Railway station in Ottawa, Ontario, Canada

Limebank is a terminal station on Line 2 in Ottawa, Ontario. The station is elevated with two side platforms and is located southwest of the intersection of Limebank and Earl Armstrong roads. OC Transpo routes 73, 74, 99, 110, 198, 283 and 299 connect to this station as of April 27, 2025. When revenue service began January 6, 2025, bus routes 74, 278, 99 (after 7 days service began) and 198 connected to this station.

This station serves the Riverside South community within an expansive area zoned for commercial and retail purposes. As with the Bayview terminus station, it features a public washroom. With the Line 2 expansion operational, OC Transpo Route 73 and 74 have been extended east from Nepean Woods station and Leikin station along Strandherd and Earl Armstrong, with a stop at Riverview station, before ending at Limebank station. Route 99 has also been shortened with its eastern terminus being moved to Limebank station. Route 99 service east of Limebank station was replaced by Line 2. Route 283 which used to serve Tunney's Pasture now terminates at Limebank station and follows a different alignment between Limebank and Richmond.

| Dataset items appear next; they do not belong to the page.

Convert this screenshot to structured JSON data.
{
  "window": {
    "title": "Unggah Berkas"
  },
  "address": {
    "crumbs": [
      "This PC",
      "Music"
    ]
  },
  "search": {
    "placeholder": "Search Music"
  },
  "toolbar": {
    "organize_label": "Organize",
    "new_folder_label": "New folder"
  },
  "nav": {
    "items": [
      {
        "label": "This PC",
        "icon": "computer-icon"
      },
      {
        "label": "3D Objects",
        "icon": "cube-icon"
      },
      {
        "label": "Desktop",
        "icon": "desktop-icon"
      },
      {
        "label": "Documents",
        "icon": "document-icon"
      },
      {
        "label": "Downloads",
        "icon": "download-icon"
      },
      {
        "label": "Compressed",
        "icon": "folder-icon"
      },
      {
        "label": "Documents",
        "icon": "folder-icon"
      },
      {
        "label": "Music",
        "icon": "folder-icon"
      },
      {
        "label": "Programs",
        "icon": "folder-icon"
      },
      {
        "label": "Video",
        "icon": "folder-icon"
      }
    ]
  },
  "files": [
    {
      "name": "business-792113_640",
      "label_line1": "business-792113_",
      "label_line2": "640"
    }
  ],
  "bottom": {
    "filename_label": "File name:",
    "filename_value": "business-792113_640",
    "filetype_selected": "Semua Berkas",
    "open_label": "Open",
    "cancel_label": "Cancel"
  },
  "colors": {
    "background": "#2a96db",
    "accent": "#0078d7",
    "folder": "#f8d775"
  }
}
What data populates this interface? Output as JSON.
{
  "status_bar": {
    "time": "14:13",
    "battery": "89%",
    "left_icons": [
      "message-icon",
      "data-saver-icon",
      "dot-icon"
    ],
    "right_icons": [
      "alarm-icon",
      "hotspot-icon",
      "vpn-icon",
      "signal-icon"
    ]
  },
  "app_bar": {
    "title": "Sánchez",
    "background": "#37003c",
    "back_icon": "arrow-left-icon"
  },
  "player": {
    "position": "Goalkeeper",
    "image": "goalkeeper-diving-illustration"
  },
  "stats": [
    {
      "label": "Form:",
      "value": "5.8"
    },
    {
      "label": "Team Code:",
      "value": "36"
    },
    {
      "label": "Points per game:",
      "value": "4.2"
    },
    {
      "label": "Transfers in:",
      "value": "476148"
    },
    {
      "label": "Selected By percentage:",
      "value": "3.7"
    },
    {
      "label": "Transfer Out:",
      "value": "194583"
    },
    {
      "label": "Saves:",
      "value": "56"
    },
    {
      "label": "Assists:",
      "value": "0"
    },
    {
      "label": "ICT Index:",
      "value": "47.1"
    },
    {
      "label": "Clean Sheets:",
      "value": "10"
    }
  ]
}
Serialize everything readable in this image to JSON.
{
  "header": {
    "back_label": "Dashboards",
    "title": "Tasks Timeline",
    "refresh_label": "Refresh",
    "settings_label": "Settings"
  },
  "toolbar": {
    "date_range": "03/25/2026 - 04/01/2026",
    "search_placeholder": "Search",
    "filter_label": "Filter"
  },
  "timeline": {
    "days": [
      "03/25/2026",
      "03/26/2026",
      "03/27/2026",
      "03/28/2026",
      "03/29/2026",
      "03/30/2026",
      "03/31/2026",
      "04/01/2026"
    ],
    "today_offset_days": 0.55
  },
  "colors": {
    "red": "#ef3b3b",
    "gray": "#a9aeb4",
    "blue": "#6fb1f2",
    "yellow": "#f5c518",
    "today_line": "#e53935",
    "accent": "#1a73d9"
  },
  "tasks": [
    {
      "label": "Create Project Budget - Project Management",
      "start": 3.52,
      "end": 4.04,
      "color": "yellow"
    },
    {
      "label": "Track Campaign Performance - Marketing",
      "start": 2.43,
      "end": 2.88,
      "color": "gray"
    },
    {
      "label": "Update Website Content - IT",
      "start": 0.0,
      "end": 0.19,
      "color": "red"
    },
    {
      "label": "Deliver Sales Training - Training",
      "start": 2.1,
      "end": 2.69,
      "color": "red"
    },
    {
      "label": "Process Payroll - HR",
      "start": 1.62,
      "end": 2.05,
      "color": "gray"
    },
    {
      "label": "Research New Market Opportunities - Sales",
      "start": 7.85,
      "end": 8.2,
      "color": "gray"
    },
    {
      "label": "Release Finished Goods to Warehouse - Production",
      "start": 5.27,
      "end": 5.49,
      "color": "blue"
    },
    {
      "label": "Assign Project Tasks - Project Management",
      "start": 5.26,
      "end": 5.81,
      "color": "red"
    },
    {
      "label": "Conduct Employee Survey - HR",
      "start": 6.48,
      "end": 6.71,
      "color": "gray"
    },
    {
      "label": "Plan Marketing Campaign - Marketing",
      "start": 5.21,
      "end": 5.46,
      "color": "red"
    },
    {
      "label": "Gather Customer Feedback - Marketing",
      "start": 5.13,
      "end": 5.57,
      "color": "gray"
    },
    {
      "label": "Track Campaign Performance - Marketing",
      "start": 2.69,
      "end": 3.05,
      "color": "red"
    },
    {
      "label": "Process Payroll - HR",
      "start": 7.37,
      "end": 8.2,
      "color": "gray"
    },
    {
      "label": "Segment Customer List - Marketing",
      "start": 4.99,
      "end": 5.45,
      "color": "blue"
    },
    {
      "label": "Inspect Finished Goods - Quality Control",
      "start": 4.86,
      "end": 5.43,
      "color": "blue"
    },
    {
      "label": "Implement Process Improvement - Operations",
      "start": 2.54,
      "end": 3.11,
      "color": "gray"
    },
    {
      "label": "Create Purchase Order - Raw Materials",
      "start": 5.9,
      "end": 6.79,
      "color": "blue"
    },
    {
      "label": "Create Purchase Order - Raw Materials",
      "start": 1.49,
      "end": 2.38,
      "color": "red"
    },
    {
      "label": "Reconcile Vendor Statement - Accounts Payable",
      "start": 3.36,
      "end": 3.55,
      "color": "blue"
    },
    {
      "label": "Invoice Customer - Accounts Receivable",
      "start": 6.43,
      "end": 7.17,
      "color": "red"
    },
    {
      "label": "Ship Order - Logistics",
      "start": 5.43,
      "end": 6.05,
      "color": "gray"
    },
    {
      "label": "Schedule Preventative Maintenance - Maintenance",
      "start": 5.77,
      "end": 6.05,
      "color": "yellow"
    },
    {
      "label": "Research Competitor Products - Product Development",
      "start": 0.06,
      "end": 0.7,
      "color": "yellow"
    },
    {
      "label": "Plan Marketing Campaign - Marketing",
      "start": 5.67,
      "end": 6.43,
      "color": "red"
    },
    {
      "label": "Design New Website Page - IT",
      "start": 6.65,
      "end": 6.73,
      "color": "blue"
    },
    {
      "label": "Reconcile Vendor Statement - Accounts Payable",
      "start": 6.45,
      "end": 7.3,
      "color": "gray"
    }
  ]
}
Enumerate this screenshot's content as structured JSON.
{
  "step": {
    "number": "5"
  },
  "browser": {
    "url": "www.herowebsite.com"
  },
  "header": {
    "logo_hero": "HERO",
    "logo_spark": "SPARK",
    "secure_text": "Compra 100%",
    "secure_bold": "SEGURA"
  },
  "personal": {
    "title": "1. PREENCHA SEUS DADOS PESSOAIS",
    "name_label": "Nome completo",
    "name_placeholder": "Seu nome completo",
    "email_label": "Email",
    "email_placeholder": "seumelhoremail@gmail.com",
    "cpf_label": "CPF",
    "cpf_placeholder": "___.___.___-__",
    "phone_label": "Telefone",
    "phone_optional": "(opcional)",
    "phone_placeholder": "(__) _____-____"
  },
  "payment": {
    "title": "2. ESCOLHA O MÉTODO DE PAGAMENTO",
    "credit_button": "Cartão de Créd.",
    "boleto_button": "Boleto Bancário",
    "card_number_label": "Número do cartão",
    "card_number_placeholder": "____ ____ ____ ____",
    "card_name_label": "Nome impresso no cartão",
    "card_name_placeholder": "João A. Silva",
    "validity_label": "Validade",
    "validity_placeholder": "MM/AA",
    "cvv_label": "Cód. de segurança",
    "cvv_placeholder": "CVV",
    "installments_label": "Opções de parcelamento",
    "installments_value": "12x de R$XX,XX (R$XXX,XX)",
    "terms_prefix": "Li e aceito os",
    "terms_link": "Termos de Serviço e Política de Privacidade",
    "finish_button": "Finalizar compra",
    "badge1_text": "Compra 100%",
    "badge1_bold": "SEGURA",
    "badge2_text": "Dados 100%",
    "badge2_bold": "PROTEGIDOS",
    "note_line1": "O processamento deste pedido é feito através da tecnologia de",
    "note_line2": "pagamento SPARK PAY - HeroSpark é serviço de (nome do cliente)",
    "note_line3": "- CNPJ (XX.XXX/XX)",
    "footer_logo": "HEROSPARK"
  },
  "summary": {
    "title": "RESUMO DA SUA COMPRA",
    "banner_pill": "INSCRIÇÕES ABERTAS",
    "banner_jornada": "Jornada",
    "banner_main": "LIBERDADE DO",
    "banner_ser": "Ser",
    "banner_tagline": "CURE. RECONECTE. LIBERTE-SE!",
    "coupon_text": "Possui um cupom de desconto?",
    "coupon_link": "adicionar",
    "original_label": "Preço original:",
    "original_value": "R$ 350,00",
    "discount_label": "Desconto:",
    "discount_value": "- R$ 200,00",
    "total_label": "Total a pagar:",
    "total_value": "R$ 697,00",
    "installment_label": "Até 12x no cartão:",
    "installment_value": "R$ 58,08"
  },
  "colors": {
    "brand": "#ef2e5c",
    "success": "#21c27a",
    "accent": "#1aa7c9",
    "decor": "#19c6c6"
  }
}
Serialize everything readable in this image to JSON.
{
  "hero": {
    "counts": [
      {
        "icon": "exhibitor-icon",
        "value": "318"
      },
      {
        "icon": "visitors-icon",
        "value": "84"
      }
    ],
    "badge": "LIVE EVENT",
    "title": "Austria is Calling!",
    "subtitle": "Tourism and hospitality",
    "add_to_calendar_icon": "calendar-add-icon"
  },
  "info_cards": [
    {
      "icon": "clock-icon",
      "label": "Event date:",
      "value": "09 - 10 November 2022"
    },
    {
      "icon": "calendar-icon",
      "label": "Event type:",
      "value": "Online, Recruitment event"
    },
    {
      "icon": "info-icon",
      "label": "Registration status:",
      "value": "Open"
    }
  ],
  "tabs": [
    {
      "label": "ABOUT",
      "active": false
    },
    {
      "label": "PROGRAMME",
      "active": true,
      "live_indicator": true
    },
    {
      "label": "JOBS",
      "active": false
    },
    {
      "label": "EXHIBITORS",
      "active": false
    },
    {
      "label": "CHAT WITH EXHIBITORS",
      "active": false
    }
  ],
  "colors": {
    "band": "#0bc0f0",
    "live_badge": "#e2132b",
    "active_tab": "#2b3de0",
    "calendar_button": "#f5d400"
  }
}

As of May 2023, under the City of Ottawa's Transportation Master Plan (TMP), the undeveloped-yet-protected transit corridor linking Limebank station with Riverview station and the park-and-ride to the west is slated to be used for a bus rapid transit (BRT) corridor. Despite this, there were growing local calls to zone this corridor for a future Line 2 LRT extension in the next version TMP, which was due to be published in late 2023 or early 2024.

==Service==

The following routes service Limebank station:

| Stop | Routes |
|---|---|
| North O-Train |  |
| A | 198 283 299 |
| B |  |
| C | 105 110 |
| D | R2 406 |
| E |  |
| F | 99 110 693 |
| G | 73 |
| H | 74 |
| I | 70 |

==Notes==
- Route 110 serves stop C and is extended to Hurdman station during the early morning when O-Train Line 2 is not running. Between Limebank and Hurdman stations, it serves Bowesville, Leitrim, South Keys, Greenboro, Walkley, Heron, Billings Bridge, Pleasant Park, Riverside, Smyth and Lycée Claudel stations.